Confesso-me baralhado. As estatísticas dizem-me, desde o tempo em que ainda havia pleno emprego, que a natalidade em Portugal está num processo de descida contínua. Talvez por tanto ouvirmos gabar a nossa capacidade de reduzir a mortalidade à nascença, decidimos que não era preciso fazer tantos filhos. Se assim o pensámos, melhor o fizemos: superámo-nos, conseguindo o título no campeonato da taxa de natalidade mais baixa. Nem mais nem menos: a menor da Europa. Já que não pôde ser no futebol...
Corpo do artigo
Embora, pensando bem, se fazemos cada vez menos filhos vai haver cada vez menos base para termos uma selecção condigna: ora aí está uma motivação que escapou à comissão que fez o relatório sobre a natalidade! Sem um aumento da taxa de natalidade, nunca mais teremos uma selecção campeã (os clubes, esses, já o perceberam há muito - no Porto, entre sul-americanos e espanhóis, o mais próximo que há de português é um sujeito que nasceu na Andaluzia). Não admira, por isso, que o capitão da selecção de Sub-19 tenha o apelido portuguesíssimo de Podstawski! Os imigrantes a fazer o que os portugueses não querem. O habitual.

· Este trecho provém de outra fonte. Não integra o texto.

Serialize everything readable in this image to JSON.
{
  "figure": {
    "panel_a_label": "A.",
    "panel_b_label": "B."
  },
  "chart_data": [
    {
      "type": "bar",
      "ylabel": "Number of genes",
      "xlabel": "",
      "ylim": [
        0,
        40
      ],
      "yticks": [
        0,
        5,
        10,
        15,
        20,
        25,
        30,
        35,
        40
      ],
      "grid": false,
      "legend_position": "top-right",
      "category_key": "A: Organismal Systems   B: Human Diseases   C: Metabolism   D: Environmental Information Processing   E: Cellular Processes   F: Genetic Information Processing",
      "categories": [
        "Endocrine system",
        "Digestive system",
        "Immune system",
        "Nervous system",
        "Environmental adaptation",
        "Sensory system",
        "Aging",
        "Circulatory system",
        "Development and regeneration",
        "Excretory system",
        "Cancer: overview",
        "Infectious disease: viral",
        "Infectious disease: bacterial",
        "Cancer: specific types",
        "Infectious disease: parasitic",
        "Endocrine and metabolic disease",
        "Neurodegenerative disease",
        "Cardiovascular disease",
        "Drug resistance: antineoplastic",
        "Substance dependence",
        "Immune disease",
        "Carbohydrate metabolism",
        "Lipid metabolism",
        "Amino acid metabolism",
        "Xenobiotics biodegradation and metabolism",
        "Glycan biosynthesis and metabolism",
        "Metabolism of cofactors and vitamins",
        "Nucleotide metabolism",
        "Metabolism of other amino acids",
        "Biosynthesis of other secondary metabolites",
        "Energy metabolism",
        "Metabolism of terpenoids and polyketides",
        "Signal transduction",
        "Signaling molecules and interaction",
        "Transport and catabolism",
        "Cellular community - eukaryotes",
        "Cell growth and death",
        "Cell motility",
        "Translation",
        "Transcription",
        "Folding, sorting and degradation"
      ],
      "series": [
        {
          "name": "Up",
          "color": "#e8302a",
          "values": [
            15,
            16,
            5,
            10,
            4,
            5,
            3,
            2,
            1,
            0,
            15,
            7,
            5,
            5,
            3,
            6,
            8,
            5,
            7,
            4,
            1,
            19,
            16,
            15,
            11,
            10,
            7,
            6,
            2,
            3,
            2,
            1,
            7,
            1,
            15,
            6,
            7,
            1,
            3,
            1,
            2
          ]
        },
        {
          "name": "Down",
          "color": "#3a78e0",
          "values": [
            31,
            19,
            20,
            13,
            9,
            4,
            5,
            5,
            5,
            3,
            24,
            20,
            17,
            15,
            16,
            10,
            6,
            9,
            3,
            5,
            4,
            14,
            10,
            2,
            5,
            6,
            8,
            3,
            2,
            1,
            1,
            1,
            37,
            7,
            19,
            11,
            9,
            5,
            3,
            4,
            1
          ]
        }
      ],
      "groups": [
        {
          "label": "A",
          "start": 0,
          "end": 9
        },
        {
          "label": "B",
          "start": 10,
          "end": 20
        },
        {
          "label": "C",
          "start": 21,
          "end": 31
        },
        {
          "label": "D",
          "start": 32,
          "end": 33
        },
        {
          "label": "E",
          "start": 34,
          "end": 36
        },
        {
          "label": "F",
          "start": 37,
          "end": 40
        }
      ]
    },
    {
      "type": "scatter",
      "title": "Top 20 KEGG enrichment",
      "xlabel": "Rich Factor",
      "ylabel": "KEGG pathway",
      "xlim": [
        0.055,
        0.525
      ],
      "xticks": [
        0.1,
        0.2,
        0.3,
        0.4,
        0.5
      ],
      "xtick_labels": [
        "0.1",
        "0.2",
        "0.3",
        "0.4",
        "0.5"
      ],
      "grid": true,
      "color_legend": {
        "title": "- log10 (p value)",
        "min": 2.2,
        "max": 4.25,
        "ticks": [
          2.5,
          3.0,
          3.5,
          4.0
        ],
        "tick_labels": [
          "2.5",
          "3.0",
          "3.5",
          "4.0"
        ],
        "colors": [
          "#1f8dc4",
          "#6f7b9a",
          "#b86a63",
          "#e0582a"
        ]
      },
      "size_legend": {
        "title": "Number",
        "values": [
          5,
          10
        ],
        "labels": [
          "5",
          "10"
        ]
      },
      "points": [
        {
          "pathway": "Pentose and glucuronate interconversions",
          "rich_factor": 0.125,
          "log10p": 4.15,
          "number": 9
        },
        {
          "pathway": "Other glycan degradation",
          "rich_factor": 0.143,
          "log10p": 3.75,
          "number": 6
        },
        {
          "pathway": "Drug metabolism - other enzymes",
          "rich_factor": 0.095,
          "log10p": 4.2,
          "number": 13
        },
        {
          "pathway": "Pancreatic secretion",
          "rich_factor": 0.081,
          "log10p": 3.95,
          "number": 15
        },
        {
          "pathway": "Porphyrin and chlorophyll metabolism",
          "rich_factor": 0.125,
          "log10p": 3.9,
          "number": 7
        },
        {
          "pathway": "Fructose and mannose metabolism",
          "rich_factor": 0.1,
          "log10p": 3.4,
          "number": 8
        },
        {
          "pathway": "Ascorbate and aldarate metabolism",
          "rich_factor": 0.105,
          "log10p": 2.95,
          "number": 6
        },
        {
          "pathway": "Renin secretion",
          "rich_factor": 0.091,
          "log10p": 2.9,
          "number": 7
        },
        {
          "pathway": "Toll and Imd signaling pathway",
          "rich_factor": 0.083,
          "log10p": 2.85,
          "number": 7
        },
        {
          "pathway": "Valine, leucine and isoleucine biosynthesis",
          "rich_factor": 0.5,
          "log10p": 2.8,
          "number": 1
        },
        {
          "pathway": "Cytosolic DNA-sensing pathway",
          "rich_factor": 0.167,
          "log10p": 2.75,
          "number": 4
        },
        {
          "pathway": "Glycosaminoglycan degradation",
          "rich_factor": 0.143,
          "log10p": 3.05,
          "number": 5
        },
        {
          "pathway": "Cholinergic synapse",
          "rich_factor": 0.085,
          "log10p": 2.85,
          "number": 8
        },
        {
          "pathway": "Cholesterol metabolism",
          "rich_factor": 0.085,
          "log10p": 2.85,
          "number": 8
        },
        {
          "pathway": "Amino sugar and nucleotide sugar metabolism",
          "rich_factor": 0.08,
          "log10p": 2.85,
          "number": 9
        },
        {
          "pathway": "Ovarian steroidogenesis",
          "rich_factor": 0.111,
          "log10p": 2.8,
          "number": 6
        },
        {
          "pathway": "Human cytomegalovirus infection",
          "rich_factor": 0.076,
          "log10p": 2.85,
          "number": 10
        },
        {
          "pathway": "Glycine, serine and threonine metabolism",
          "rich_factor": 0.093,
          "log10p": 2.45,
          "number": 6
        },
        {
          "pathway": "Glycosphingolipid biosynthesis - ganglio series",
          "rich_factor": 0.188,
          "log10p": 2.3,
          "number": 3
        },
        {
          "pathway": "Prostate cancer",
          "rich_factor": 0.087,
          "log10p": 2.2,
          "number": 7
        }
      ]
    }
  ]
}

Dizia eu que estava baralhado: olhava para as estatísticas e a natalidade sempre a descer. Isso era o que as estatísticas me diziam! As estatísticas. Porque, olhando à volta, tinha razões para duvidar. Não que se vejam muitas barrigas grandes (ou melhor, vêem-se mas não são "dessas"). Basta, porém, ir a um qualquer centro comercial para perceber que as coisas devem estar a mudar: todo e qualquer lugar de estacionamento, reservado a grávidas ou pais de crianças pequenas, estão sempre ocupados! Seguindo os critérios jornalísticos, se isto não é prova de que as estatísticas estão erradas, então são provas de quê? Bem sei que, no outro dia, de um dos carros que estacionou nesse espaço, saíram dois barbudos mas, depois da Conchita ganhar a Eurovisão, do casamento gay e da inseminação artificial não me custa a crer que um deles estivesse grávido.
Quando partilhei com um colega estas convicções, tive um choque. Que não! Economista encartado, explicou-me que os lugares estarem ocupados era uma prova de maturidade democrática e do crescente grau de informação da população. Sensíveis ao apelo do Governo para a melhor utilização dos recursos, e sabedores da queda da natalidade, os portugueses perceberam que aqueles lugares iriam ficar vagos, obrigando-os a consumir mais alguma gasolina, solas de sapatos e tempo sem qualquer necessidade: estacionar mais perto das portas é uma missão patriótica! Fez-se-me luz. Será, decerto, também por razões patrióticas que os donos de cães usam todo e qualquer relvado como latrina para os seus bichos. Na verdade, que sentido faz um espaço verde não utilizado? Dar-lhe uso é um imperativo pátrio. Se não há crianças, por que não os cães? E, na verdade, haveria alguma razão para lhes ser dada prioridade? Isso de ter crianças é uma moda em desuso: não só fica caro, muito mais caro do que ter um cão, como prejudica a produtividade - deixa-se de trabalhar durante uns meses, dorme-se mal, produz-se menos. Tudo o que não queremos. Arrasado com a argumentação do meu colega, exclamei: a prova da nossa maturidade democrática seria termos um partido dos animais! Já temos, disse-me! Fiquei inchado de orgulho: vê-se bem que foi este povo que deu novos mundos ao Mundo.
Estava eu nestas cogitações quando me surge a notícia que uma comissão, instituída pelo PSD para estudar o fomento da natalidade, havia produzido um relatório pleno de propostas. O seu presidente, um tal Joaquim Azevedo, teve o descaramento de sugerir que aquilo era um plano integrado, que o combate à redução da natalidade exigia uma estratégia e não apenas "tiro à peça". O PSD ainda alberga gente desta? Uma desilusão! Que desmancha-prazeres! Mas não ficou sem resposta. Passos Coelho logo lhe disse que era preciso fazer contas. É um homem de fibra, daqueles que quando assaltados e intimados a escolher entre a carteira ou a vida sempre responde: o dinheiro faz-nos tanta falta! Que noção clara das prioridades! Ditosa a pátria que um tal primeiro-ministro tem.